Asheville completed a scheduled engineered overhaul in November at the Pearl Harbor Naval Shipyard. While in overhaul, the ship's systems were upgraded to ensure Asheville will be able to meet future tasking as one of four forward-deployed submarines on Guam.
"The submarine crews assigned to Submarine Squadron 15 are some of the toughest and combat ready teams in the Submarine Force,” said Capt. David Schappert, commander, Submarine Squadron (COMSUBRON) 15. “The four attack submarines homeported in Apra Harbor are equipped with our most modern tactical systems. As a group, this team plays an important role in promoting peace, security and prosperity in the dynamic Indo-Asia-Pacific region.
"It is my pleasure to welcome the crew of USS Asheville to this team, and I look forward to their contributions in executing the Navy's mission in the U.S. 7th Fleet area of responsibility. By training hard with other 7th Fleet units and with our allies, I am confident Asheville will help strengthen regional partnerships, deter potential adversaries, and defeat aggression should that deterrence fail," Schappert said.
Forward-deployed submarines are readily capable of meeting global operational requirements. Guam's strategic location enhances military force flexibility and allows freedom of action, regional engagement, crisis response and deterrence while helping to fulfill commitments to U.S. allies and partners to protect the nation's security.

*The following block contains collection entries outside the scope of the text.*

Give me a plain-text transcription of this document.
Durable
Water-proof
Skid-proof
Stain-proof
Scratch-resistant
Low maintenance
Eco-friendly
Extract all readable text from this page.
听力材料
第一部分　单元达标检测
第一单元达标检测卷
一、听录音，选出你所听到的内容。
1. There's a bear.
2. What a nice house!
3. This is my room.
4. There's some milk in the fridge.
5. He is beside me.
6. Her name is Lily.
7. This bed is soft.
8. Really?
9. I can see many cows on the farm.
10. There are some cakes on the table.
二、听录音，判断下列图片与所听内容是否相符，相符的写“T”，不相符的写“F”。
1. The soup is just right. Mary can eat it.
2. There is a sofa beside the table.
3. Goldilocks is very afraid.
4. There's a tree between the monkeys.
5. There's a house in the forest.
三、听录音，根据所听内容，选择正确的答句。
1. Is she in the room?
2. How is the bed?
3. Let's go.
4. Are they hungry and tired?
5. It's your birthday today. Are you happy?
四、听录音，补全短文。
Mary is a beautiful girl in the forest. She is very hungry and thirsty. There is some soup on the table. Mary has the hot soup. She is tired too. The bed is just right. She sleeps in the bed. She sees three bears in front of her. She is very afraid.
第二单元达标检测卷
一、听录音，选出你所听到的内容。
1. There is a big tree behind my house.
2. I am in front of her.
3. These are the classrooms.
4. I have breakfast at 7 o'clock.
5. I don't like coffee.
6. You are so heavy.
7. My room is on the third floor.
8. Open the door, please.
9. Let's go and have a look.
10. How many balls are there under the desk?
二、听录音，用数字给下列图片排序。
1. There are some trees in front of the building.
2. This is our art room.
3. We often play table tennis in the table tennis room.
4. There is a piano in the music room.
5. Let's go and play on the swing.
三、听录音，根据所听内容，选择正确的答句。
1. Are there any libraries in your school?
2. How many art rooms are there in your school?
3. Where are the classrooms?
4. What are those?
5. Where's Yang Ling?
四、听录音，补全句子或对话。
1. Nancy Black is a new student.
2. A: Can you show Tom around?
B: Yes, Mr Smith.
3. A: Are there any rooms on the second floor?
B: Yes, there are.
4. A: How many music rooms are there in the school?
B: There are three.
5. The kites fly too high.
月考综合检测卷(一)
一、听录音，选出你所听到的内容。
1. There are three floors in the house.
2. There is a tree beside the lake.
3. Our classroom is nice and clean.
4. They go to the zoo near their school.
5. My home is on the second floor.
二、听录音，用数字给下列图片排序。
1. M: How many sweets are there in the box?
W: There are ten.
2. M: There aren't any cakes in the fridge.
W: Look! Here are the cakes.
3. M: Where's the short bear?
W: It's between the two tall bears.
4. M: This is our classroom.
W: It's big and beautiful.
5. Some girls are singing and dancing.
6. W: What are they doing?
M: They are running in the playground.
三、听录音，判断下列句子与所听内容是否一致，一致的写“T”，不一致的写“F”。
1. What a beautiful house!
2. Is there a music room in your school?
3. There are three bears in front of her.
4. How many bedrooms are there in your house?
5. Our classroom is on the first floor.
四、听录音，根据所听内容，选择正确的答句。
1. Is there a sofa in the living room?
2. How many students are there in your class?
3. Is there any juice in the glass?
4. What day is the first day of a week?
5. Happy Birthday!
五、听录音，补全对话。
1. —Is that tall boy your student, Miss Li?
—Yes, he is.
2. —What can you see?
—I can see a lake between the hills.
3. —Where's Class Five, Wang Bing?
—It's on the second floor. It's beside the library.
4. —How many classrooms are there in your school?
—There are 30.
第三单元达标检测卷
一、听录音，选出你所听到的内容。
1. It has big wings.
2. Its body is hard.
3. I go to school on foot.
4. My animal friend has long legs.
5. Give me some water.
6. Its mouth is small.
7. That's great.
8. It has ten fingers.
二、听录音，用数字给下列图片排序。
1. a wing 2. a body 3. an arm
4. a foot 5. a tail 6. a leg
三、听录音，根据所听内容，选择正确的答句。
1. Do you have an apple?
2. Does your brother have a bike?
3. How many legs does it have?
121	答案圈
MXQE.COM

"Guam is arguably the U.S. Navy’s most vital submarine homeport,” said Pampuro, “The operations out here are incredible, and the people of Guam are friendly and welcoming. Guam is a hidden gem and I am thrilled to finally be back here with my incredible crew”
Asheville was commissioned in September 1991 and is the fourth ship of the U.S. Navy named for the city of Asheville, North Carolina. Measuring more than 360 feet long and displacing more than 6,900 tons, Asheville has a crew of approximately 150 Sailors. Asheville is capable of supporting various missions including anti-submarine warfare, anti-surface ship warfare, strike warfare and intelligence, surveillance and reconnaissance.
Asheville is assigned to COMSUBRON 15, which is located at Polaris Point, Naval Base Guam in Apra Harbor, Guam, and consists of four Los Angeles-class attack submarines. The COMSUBRON 15 staff is responsible for providing training, material and personnel readiness support to these commands. Also based out of Naval Base Guam are submarine tenders USS Frank Cable (AS 40) and USS Emory S. Land (AS 39). The submarines and tenders are maintained as part of the U.S. Navy's forward-deployed submarine force and are readily capable of meeting global operational requirements.